If you use the HEREDOC syntax, you can verify that the resulting .my.cnf file does actually contain full paths, and not environment variables anymore.

Once you have the .my.cnf file in place, you need to initialize your database with some internal data that MariaDB needs. In the same terminal, run the following commands:

$ ml system mariadb
$ $MARIADB_DIR/scripts/mysql_install_db --basedir=$MARIADB_DIR  --datadir=$DB_DIR

Start the server#

You can now start the MariaDB server. For this, first get an allocation on a compute node, note the hostname of the compute node your job has been allocated, load the mariadb module, and then run the mysqld_safe process:

$ srun --pty bash
$ echo $SLURM_JOB_NODELIST
sh-01-01
$ ml system mariadb 
$ mysqld_safe
180705 18:14:27 mysqld_safe Logging to '/home/users/kilian/db/mysqld.log'.
180705 18:14:28 mysqld_safe Starting mysqld daemon with databases from /home/users/kilian/db/

The mysqld_safe will be blocking, meaning it will not give the prompt back for as long as the MariaDB server runs.

If it does return on its own, it probably means that something went wrong, and you'll find more information about the issue in the $DB_DIR/mysqld.log file you defined in ~/.my.cnf.

Run queries#

You're now ready to run queries against that MariaDB instance, from the same node your job is running on.

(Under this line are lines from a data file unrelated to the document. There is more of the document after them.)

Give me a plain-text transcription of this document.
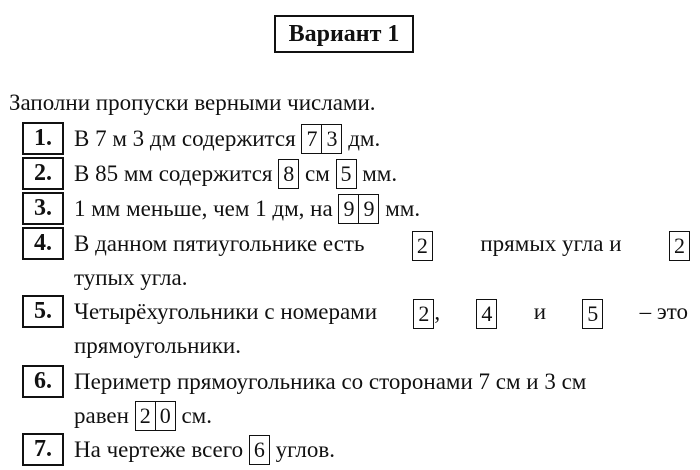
Вариант 1
Заполни пропуски верными числами.
1. В 7 м 3 дм содержится 7 3 дм.
2. В 85 мм содержится 8 см 5 мм.
3. 1 мм меньше, чем 1 дм, на 9 9 мм.
4. В данном пятиугольнике есть 2 прямых угла и 2
тупых угла.
5. Четырёхугольники с номерами 2 , 4 и 5 – это
прямоугольники.
6. Периметр прямоугольника со сторонами 7 см и 3 см
равен 2 0 см.
7. На чертеже всего 6 углов.
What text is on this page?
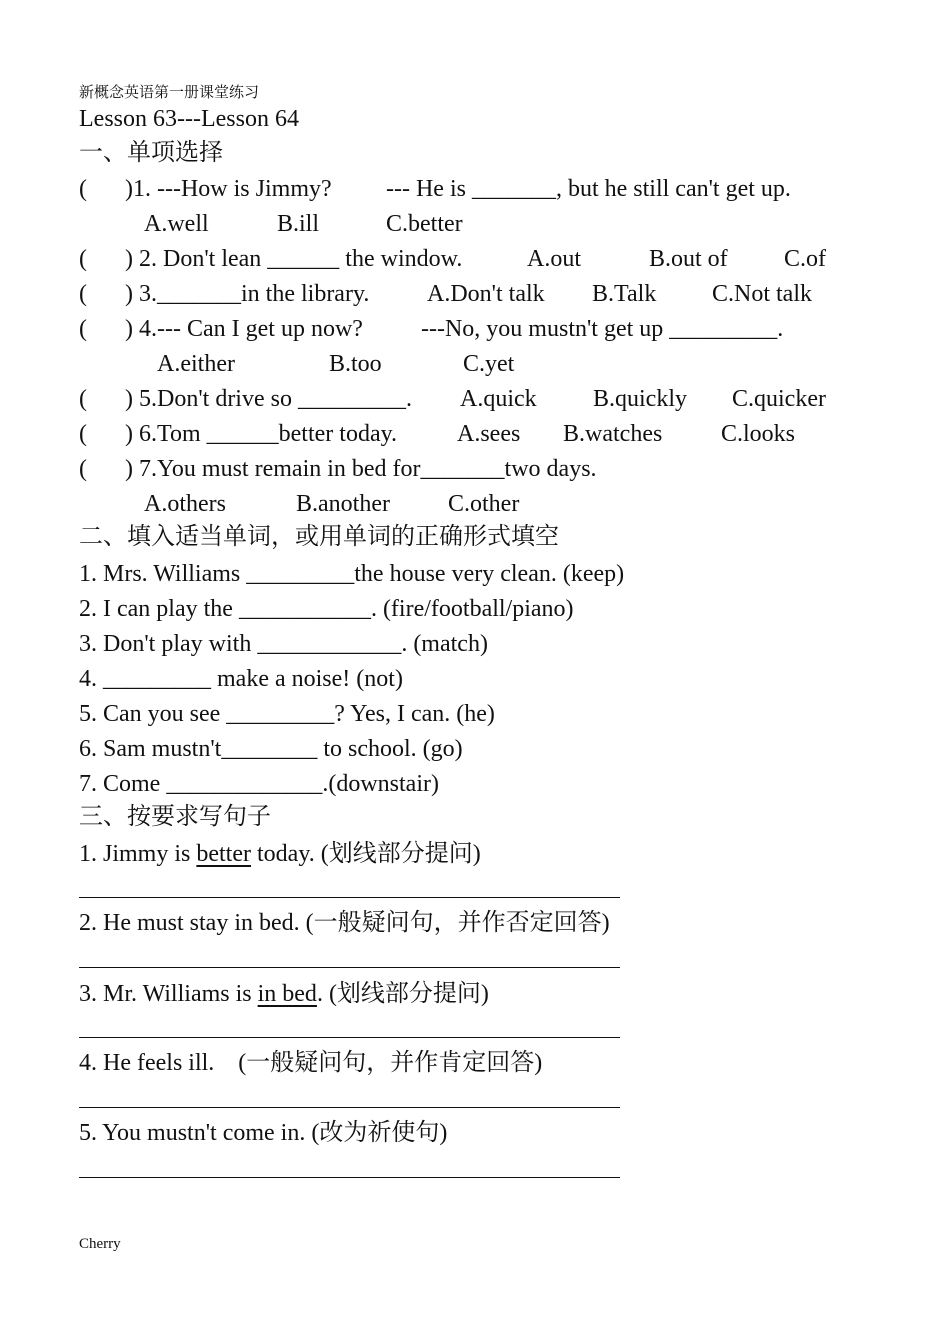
新概念英语第一册课堂练习
Lesson 63---Lesson 64
一、单项选择
( )1. ---How is Jimmy? --- He is _______, but he still can't get up.
A.well	B.ill	C.better
( ) 2. Don't lean ______ the window.	A.out	B.out of C.of
( ) 3._______in the library. A.Don't talk B.Talk C.Not talk
( ) 4.--- Can I get up now? ---No, you mustn't get up _________.
A.either	B.too	C.yet
( ) 5.Don't drive so _________. A.quick B.quickly C.quicker
( ) 6.Tom ______better today. A.sees B.watches C.looks
( ) 7.You must remain in bed for_______two days.
A.others	B.another C.other
二、填入适当单词，或用单词的正确形式填空
1. Mrs. Williams _________the house very clean. (keep)
2. I can play the ___________. (fire/football/piano)
3. Don't play with ____________. (match)
4. _________ make a noise! (not)
5. Can you see _________? Yes, I can. (he)
6. Sam mustn't________ to school. (go)
7. Come _____________.(downstair)
三、按要求写句子
1. Jimmy is better today. (划线部分提问)
2. He must stay in bed. (一般疑问句，并作否定回答)
3. Mr. Williams is in bed. (划线部分提问)
4. He feels ill.    (一般疑问句，并作肯定回答)
5. You mustn't come in. (改为祈使句)
Cherry
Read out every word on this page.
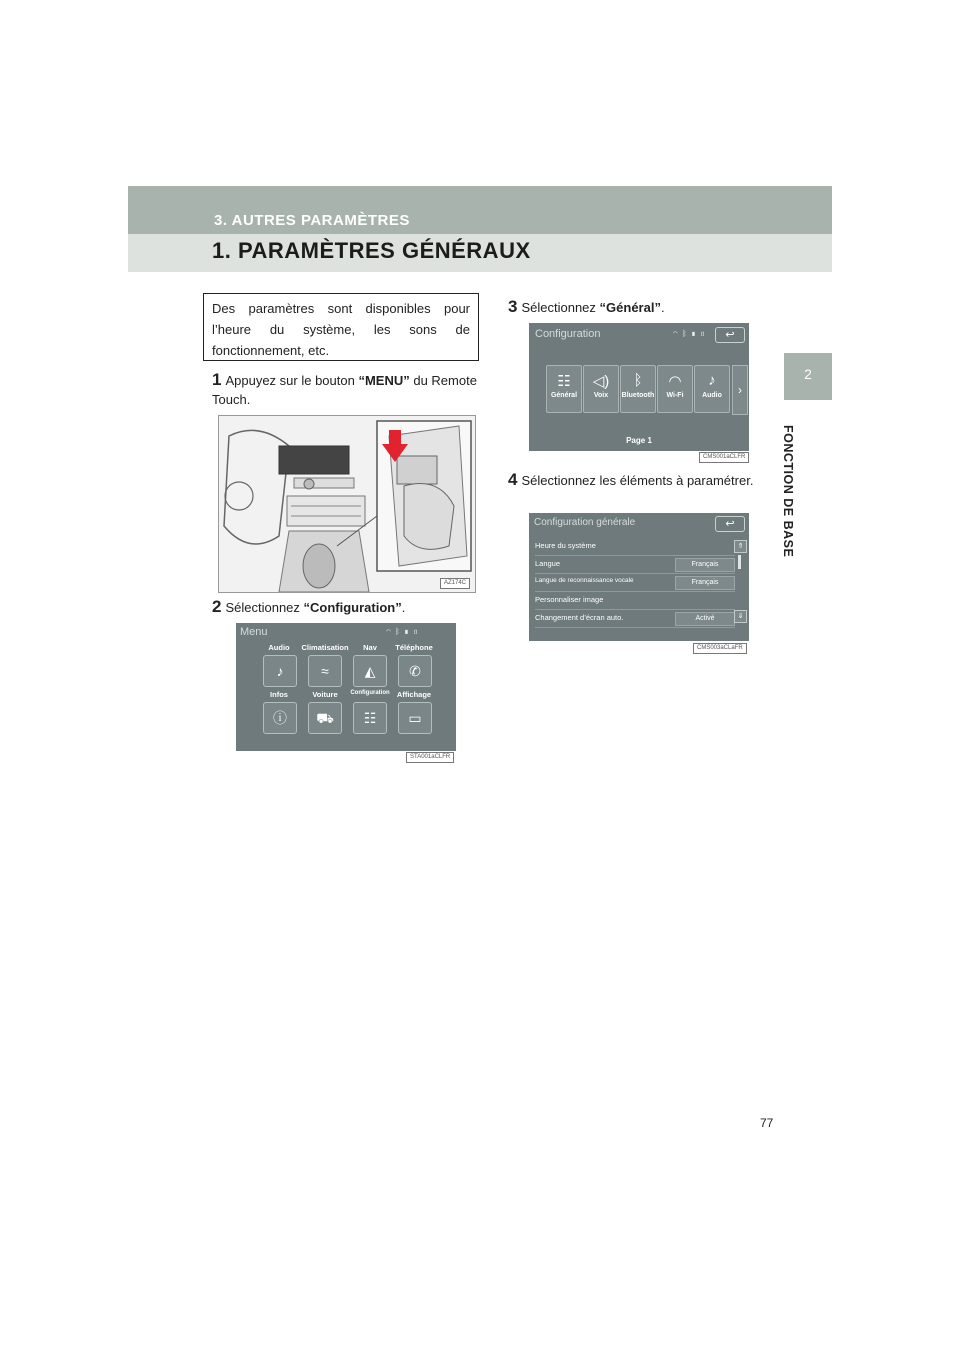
3. AUTRES PARAMÈTRES
1. PARAMÈTRES GÉNÉRAUX
2
FONCTION DE BASE

Des paramètres sont disponibles pour l’heure du système, les sons de fonctionnement, etc.

1 Appuyez sur le bouton “MENU” du Remote Touch.
AZ174C
2 Sélectionnez “Configuration”.
Menu	◠ ᛒ ▮ ▯
Audio	Climatisation	Nav	Téléphone
♪	≈	◭	✆
Infos	Voiture	Configuration Affichage
ⓘ	⛟	☷	▭
STA001aCLFR
3 Sélectionnez “Général”.
Configuration	◠ ᛒ ▮ ▯	↩
☷
Général
◁)
Voix
ᛒ
Bluetooth
◠
Wi-Fi
♪
Audio	›
Page 1
CMS001aCLFR
4 Sélectionnez les éléments à paramétrer.
Configuration générale	↩
Heure du système
Langue	Français
Langue de reconnaissance vocale	Français
Personnaliser image
Changement d’écran auto.	Activé
⇑
⇓
CMS003aCLaFR
77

From another terminal on Sherlock, connect to your job's compute node (here, it's sh-01-01, as shown above), load the mariadb module, and then run the mysql command: it will open the MariaDB shell, ready to run your SQL queries:

$ ssh sh-01-01
$ ml system mariadb
$ mysql
Welcome to the MariaDB monitor.  Commands end with ; or \g.
Your MariaDB connection id is 8
Server version: 10.2.11-MariaDB Source distribution

Copyright (c) 2000, 2017, Oracle, MariaDB Corporation Ab and others.

Type 'help;' or '\h' for help. Type '\c' to clear the current input statement.

MariaDB [(none)]>

Once you're done with your MariaDB instance, you can just terminate your job, and all the processes will be terminated automatically.

Multi-node access#

In case you need to run a more persistent instance of MariaDB, you can for instance submit a dedicated job to run the server, make it accessible over the network, and run queries from other jobs and/or nodes.

Enable network access#

The preparation steps are pretty similar to the single-node case, except the MariaDB server instance will be accessed over the network rather than through a local socket.

Network access must be secured

When running an networked instance of MariaDB, please keep in mind that any user on Sherlock will be able to connect to the TCP ports that mysqld runs on, and that proper configuration must be done to prevent unauthrozied access.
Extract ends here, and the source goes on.